Desde mediados del siglo XX, dictaduras militares y regímenes democráticos con un fuerte componente autoritario adoptaron la práctica de la desaparición forzada de personas como un instrumento de eliminación de la oposición política. Amparados por la doctrina de la seguridad nacional y articulados en torno a una amplia red de cooperación represiva, civiles y militares de toda América Latina hicieron que la desaparición de personas dejara de ser un hecho aislado o excepcional para convertirse en una práctica sistemática, es decir, aceitada, pensada, diagramada y, sobre todo, bien garantizada por la clandestinidad.
Aquel tiempo encendió la mecha de un fenómeno que se nos presenta como imparable. Las redes del narcotráfico, la trata de personas, los secuestros de migrantes y los enfrentamientos entre bandas criminales parecen ser algunas de las variables que impiden que la máquina desaparecedora encuentre su freno en algunos países latinoamericanos. Hoy las personas desaparecidas se cuentan por miles y no hay modo de narrar nuestra historia sin referirnos a las ausencias forzosas producidas en los diferentes momentos y regiones de nuestro continente.

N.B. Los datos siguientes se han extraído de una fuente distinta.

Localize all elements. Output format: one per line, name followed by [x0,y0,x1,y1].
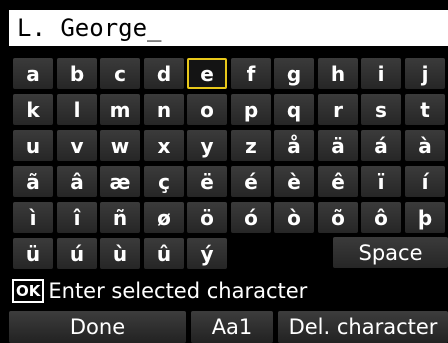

La desaparición no es un mecanismo ciego, es una técnica política utilizada por actores civiles y estatales contra los proyectos políticos emancipadores, contra los ejercicios de soberanía territorial y contra la construcción de horizontes alternos. También avanza sobre las comunidades y pueblos que resisten la embestida neoliberal y se impone como mecanismo para resolver de cuajo conflictos locales por el poder del territorio. Sus impactos no se restringen a los cuerpos desaparecidos; la desaparición afecta a todo el tejido social: implica una amenaza permanente que se ciñe sobre nuestro comportamiento, que nos invita a callar y a no entrometernos de más en la cosa pública.
La figura del desaparecido irrumpe en la vida social generando temor, miedo, silencio y desconcierto. A pesar de ser un crimen de lesa humanidad, se perpetúa gracias a la impunidad que lo rodea, pues si bien todos sabemos que eso existe, parece que son pocos los gobiernos que se atreven a develar sus lógicas, a identificar responsables y a juzgarlos por el daño causado.
Del otro lado del silencio están las familias. Las madres que son expertas en la búsqueda y que se han vuelto rastreadoras de pruebas, acumuladoras de información, sistematizadoras de datos. Construyen un conocimiento superador de la experticia forense, pues están allí, hurgando en la tierra hasta encontrarles. Sus vidas se han visto transformadas estructuralmente con esa ausencia incomprensible. Buscan la verdad sobre el destino de sus familiares y les devuelven su presencia, día a día, en cada foto, relato, grito y denuncia.
Cada 30 de agosto se conmemora el Día Internacional de las Víctimas de Desaparición Forzada. En la memoria habitan las personas ausentes de ayer y hoy. Si olvidamos, gana la impunidad. Si callamos, el poder se perpetúa. Si escuchamos, todo puede cambiar.